André: I watched the College Cup and am extremely hype about the potential of lots of players who might enter the draft, but as of right now, the Spirit only have two draft picks (26th overall, 3rd round; 37th overall, 4th round). While it might hurt to lose out on a top-10 talent, finding ways to add picks in what’s expected to be a deeply talented class is probably the smartest approach.

Although I reserve the right to change my mind if Michelle Cooper registers for the draft.

Ok, last question. Goalscoring is becoming a requisite for success in the NWSL. In 2021 only three teams scored 30 or more goals, in 2022 that number grew to six. Can the current Spirit attack rise to that challenge, or should they consider shaking things up?

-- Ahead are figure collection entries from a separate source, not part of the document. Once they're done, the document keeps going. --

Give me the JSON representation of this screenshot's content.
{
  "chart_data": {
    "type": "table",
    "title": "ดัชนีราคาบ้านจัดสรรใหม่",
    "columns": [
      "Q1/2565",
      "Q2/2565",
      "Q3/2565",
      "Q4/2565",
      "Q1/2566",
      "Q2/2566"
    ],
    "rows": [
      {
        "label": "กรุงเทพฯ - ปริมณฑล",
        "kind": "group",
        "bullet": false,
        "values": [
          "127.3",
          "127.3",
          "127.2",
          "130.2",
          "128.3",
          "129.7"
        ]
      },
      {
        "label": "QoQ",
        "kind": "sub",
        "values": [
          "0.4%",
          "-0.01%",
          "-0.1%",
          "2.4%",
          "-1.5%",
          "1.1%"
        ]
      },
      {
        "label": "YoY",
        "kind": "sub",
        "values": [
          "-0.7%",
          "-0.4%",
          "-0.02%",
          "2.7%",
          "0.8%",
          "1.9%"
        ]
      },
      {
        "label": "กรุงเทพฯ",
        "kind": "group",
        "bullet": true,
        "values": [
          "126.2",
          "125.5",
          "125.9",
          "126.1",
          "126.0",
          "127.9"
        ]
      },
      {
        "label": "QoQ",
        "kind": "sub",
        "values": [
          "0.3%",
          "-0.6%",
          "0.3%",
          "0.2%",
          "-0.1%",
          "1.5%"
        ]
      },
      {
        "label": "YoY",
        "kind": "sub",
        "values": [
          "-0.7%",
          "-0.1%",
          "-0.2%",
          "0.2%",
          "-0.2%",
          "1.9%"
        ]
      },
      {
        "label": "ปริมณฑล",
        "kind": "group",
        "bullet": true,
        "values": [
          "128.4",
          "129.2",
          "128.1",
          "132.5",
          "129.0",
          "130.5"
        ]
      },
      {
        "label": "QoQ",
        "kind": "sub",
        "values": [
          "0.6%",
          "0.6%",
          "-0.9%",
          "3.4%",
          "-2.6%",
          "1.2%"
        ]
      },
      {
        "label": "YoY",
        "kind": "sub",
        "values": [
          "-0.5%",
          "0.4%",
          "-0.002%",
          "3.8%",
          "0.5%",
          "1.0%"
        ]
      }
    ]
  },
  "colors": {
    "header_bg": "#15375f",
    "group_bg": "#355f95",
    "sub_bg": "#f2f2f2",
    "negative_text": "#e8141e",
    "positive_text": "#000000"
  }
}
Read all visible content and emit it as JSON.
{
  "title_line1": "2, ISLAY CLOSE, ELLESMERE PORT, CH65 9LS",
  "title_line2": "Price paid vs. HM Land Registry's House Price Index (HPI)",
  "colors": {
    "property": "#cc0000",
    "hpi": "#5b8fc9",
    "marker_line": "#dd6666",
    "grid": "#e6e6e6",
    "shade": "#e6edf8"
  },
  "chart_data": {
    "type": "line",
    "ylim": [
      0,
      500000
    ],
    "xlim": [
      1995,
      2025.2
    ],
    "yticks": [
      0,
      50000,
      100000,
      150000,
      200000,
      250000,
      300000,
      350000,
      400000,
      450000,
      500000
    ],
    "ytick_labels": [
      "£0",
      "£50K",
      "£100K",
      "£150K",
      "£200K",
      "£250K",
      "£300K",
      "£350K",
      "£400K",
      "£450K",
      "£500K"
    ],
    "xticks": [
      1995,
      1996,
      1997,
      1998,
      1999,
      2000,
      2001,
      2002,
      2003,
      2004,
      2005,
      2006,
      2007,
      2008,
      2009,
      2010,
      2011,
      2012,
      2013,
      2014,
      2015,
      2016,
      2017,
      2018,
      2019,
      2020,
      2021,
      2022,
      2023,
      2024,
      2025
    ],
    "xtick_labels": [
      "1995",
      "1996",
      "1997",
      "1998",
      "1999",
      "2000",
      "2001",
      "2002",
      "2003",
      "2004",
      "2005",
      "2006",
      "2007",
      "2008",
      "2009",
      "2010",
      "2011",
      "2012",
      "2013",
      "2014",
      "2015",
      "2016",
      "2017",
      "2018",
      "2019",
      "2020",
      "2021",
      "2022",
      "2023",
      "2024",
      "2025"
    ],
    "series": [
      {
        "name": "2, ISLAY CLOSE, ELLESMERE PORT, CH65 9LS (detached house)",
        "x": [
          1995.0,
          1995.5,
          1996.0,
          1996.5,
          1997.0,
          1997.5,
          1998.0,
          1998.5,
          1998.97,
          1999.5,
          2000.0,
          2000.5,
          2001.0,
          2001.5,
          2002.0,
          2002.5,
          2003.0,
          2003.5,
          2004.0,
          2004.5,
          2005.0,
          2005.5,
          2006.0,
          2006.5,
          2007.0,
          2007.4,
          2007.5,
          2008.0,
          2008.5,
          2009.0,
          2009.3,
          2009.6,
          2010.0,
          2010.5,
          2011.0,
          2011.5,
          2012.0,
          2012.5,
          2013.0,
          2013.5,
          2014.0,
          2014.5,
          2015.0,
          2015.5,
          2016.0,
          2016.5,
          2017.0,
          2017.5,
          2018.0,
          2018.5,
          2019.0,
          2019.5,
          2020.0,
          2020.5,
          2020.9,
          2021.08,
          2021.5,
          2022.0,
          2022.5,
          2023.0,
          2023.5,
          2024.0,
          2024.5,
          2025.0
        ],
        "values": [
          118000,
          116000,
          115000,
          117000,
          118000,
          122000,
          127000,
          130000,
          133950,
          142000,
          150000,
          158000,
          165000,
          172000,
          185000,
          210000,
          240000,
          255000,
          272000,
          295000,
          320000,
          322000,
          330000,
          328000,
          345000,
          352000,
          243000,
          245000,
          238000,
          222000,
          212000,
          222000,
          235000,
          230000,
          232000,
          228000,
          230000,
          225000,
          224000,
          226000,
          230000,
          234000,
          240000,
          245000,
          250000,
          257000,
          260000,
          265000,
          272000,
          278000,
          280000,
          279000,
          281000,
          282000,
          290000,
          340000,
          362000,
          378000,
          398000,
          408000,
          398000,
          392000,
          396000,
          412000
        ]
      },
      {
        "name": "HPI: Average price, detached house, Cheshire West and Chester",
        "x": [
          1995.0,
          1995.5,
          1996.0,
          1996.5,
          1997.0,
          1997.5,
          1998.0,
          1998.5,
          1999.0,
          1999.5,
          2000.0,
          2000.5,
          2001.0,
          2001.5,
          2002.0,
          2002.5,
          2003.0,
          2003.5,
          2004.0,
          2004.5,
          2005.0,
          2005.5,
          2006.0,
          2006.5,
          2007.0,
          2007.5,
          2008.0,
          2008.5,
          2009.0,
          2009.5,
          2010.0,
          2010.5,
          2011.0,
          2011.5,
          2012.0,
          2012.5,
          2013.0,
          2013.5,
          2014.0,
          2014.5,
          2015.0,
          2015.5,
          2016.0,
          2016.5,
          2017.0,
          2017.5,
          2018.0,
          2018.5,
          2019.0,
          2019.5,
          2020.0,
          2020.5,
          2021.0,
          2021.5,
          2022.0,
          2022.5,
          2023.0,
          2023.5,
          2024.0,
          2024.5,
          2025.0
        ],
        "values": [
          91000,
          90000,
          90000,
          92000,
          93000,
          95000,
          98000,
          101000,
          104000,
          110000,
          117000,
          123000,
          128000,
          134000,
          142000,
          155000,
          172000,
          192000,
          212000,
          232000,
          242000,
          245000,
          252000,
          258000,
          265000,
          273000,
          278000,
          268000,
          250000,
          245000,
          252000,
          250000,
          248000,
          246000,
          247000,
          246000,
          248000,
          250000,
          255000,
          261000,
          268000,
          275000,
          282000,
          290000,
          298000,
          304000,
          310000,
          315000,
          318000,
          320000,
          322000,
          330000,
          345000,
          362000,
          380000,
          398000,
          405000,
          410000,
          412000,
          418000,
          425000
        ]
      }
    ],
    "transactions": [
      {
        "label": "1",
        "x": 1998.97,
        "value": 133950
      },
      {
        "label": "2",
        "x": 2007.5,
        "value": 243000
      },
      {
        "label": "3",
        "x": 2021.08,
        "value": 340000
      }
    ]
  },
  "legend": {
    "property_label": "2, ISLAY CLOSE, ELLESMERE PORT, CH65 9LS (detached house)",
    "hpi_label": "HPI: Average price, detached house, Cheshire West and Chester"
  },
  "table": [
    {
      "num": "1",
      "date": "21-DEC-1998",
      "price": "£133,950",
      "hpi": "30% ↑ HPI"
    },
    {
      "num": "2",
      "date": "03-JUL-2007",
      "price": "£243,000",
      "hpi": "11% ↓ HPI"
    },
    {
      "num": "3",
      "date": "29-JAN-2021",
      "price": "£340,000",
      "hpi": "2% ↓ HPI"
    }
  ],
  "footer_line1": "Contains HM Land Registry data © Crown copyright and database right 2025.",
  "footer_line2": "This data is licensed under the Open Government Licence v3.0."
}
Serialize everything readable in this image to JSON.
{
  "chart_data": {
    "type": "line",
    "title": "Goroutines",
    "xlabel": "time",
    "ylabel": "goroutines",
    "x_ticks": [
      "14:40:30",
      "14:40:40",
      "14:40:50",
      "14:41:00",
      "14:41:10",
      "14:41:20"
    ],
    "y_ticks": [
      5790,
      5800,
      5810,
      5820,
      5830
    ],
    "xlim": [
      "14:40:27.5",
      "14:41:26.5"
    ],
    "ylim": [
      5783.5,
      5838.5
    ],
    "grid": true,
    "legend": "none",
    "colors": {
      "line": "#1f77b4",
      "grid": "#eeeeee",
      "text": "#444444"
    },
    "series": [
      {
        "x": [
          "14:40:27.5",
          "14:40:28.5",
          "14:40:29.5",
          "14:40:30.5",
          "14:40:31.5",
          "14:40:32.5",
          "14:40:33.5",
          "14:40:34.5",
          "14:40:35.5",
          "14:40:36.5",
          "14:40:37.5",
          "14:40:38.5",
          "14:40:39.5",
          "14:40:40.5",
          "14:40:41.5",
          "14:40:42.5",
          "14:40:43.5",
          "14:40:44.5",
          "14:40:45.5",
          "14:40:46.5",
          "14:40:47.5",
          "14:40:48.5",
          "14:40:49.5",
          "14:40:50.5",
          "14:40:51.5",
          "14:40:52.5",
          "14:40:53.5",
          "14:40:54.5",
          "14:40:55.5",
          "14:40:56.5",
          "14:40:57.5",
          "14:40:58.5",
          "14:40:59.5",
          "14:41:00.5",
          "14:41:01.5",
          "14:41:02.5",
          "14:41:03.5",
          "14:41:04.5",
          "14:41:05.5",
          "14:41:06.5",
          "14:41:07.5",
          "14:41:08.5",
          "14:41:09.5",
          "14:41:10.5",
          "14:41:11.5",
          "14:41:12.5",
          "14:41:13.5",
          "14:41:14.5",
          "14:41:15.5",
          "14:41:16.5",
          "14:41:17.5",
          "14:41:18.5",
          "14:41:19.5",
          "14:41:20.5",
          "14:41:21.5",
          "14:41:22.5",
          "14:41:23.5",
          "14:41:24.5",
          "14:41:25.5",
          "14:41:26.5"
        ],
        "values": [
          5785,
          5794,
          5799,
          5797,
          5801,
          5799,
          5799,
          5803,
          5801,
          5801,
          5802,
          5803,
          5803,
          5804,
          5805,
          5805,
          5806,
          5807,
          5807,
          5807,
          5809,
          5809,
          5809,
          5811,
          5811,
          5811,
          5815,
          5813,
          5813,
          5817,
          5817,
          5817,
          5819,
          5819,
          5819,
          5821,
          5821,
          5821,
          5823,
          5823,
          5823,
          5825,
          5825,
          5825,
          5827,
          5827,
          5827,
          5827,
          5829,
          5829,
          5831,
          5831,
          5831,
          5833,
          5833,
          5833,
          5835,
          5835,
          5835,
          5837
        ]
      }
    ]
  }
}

Annie: This is absolutely an achievable goal for the Spirit. In 2022, the Spirit were number five in the league in shots but only had an 11.5% conversion rate. The problem often seemed to be a lack of confidence among many on this young squad in knowing when to take the shot, and when to pass to a teammate for a higher percentage shot.

Hopefully having an experienced coach can help build confidence and skill to increase the number of players who can reliably score. Adding veteran depth pieces wouldn’t hurt.

Jo: Despite the underwhelming results of last season, I think this goal for upcoming season isn't unreachable. For the 2022 season, the Spirit averaged 1.18 goals per game, with many players being out (from being called up to the National team or with injury). There were games after player absences where the team just wasn’t clicking, which resulted in fewer attack-heavy games, in turn decreasing scoring chances.

There were games where the team was struggling offensively but still managed to create good goalscoring opportunities. With a veteran coach and new signings, hopefully more of those moments will end with the ball in the net. With a few tweaks I could see the team hitting the 30 goal mark this season.

André: Playing exclusively at Audi will have a major impact on the consistency of the team and their performances. However, I’m not sold on that being enough to remedy their goal output, even under Parsons. Though the Spirit sought possession, they were at their best in transition. Sullivan’s long ball distribution is excellent, we know what Sanchez can do to panicked and backpedaling defenders, and the only defender alive who can stay with Rodman in a sprint is a healthy Sarah Gorden.

However, the team’s primary goalscorer, Ashley Hatch, is a traditional forward who’s good in the air and most dangerous between the keeper and penalty spot. A center forward who’s a threat in transition, and even outside of the box, would give the Spirit routes to goal that they don’t presently have.